論文の概要: LLM-SmartAudit: Advanced Smart Contract Vulnerability Detection
- arxiv url: http://arxiv.org/abs/2410.09381v1
- Date: Sat, 12 Oct 2024 06:24:21 GMT
- ステータス: 処理完了
- システム内更新日: 2024-10-30 14:44:04.809380
- Title: LLM-SmartAudit: Advanced Smart Contract Vulnerability Detection
- Title(参考訳): LLM-SmartAudit:高度なスマートコントラクト脆弱性検出
- Authors: Zhiyuan Wei, Jing Sun, Zijiang Zhang, Xianhao Zhang,
- Abstract要約: 本稿では,スマートコントラクトの脆弱性を検出し解析する新しいフレームワークであるLLM-SmartAuditを紹介する。
LLM-SmartAuditは、マルチエージェントの会話アプローチを用いて、監査プロセスを強化するために、特殊なエージェントとの協調システムを採用している。
私たちのフレームワークは、従来のツールがこれまで見落としていた複雑なロジックの脆弱性を検出することができます。

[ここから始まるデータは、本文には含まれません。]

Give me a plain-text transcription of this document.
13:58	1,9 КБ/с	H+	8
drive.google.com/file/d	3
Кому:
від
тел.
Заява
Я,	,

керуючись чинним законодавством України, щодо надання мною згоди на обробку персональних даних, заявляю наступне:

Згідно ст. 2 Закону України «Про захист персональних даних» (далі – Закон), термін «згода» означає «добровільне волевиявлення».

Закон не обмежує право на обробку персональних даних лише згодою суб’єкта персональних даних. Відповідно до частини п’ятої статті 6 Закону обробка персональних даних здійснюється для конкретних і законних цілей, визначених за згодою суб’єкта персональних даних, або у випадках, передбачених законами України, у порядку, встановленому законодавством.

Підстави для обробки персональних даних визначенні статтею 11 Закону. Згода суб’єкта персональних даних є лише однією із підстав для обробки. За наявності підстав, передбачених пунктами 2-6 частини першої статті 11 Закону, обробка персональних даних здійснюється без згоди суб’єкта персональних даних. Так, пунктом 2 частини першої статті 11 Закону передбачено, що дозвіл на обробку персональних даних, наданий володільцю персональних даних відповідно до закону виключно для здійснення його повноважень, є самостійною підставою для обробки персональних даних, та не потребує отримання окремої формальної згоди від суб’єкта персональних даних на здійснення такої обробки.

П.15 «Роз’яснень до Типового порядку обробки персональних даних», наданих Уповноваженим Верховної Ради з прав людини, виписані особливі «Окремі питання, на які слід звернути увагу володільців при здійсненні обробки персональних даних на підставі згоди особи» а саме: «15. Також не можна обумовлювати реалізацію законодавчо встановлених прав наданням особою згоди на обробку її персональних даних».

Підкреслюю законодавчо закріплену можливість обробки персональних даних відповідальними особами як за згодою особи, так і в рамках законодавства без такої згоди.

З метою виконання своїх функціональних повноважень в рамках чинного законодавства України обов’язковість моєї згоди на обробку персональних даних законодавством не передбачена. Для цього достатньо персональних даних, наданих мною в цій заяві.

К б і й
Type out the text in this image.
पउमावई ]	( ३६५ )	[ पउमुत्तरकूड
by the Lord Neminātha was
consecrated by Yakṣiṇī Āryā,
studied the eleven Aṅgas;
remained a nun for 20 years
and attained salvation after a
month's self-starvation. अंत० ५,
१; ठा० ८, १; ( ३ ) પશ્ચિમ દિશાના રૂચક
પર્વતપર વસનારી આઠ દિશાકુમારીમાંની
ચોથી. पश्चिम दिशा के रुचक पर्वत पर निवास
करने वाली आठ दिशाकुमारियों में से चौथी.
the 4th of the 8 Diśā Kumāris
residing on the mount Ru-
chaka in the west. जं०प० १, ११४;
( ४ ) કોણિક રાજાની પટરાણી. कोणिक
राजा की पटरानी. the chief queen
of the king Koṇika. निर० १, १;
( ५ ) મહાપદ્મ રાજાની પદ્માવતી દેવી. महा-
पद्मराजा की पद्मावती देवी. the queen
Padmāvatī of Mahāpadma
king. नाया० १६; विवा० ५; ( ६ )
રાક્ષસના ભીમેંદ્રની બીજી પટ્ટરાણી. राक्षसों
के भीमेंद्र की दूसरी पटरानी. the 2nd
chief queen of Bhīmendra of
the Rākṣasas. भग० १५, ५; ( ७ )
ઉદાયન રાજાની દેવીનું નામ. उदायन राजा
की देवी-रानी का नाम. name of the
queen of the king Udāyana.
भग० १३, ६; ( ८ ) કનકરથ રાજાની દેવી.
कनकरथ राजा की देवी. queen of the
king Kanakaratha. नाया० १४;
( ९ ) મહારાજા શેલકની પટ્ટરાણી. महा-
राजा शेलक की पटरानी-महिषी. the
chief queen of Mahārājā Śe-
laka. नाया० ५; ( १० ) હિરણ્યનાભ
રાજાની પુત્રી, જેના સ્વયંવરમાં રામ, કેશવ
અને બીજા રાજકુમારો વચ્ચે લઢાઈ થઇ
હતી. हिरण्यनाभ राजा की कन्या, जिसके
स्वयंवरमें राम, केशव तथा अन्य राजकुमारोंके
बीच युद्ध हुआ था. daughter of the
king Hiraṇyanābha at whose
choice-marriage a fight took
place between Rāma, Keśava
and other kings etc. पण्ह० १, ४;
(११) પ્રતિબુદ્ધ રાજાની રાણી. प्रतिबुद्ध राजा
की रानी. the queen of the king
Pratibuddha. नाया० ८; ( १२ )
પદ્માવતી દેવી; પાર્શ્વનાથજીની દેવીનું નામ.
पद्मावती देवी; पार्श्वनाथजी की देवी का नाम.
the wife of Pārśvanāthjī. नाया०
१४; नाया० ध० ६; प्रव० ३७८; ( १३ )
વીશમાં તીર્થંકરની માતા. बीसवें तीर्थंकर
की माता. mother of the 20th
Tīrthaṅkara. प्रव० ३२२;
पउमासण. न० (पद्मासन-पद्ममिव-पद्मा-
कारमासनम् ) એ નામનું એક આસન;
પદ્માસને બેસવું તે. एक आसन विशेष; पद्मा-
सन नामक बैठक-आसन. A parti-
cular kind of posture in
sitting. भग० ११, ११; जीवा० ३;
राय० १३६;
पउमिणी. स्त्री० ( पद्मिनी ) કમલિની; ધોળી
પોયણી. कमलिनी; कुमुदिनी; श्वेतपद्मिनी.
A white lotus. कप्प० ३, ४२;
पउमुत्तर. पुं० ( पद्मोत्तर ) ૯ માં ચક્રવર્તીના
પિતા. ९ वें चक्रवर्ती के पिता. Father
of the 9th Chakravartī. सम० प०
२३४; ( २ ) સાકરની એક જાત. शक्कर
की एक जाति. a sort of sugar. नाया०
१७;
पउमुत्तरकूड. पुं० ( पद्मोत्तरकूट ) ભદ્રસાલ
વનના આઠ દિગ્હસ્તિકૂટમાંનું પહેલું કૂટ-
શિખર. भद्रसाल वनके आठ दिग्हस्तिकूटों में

- 参考スコア(独自算出の注目度): 1.7607356625616355
- License: http://creativecommons.org/licenses/by/4.0/
- Abstract: The immutable nature of blockchain technology, while revolutionary, introduces significant security challenges, particularly in smart contracts. These security issues can lead to substantial financial losses. Current tools and approaches often focus on specific types of vulnerabilities. However, a comprehensive tool capable of detecting a wide range of vulnerabilities with high accuracy is lacking. This paper introduces LLM-SmartAudit, a novel framework leveraging the advanced capabilities of Large Language Models (LLMs) to detect and analyze vulnerabilities in smart contracts. Using a multi-agent conversational approach, LLM-SmartAudit employs a collaborative system with specialized agents to enhance the audit process. To evaluate the effectiveness of LLM-SmartAudit, we compiled two distinct datasets: a labeled dataset for benchmarking against traditional tools and a real-world dataset for assessing practical applications. Experimental results indicate that our solution outperforms all traditional smart contract auditing tools, offering higher accuracy and greater efficiency. Furthermore, our framework can detect complex logic vulnerabilities that traditional tools have previously overlooked. Our findings demonstrate that leveraging LLM agents provides a highly effective method for automated smart contract auditing.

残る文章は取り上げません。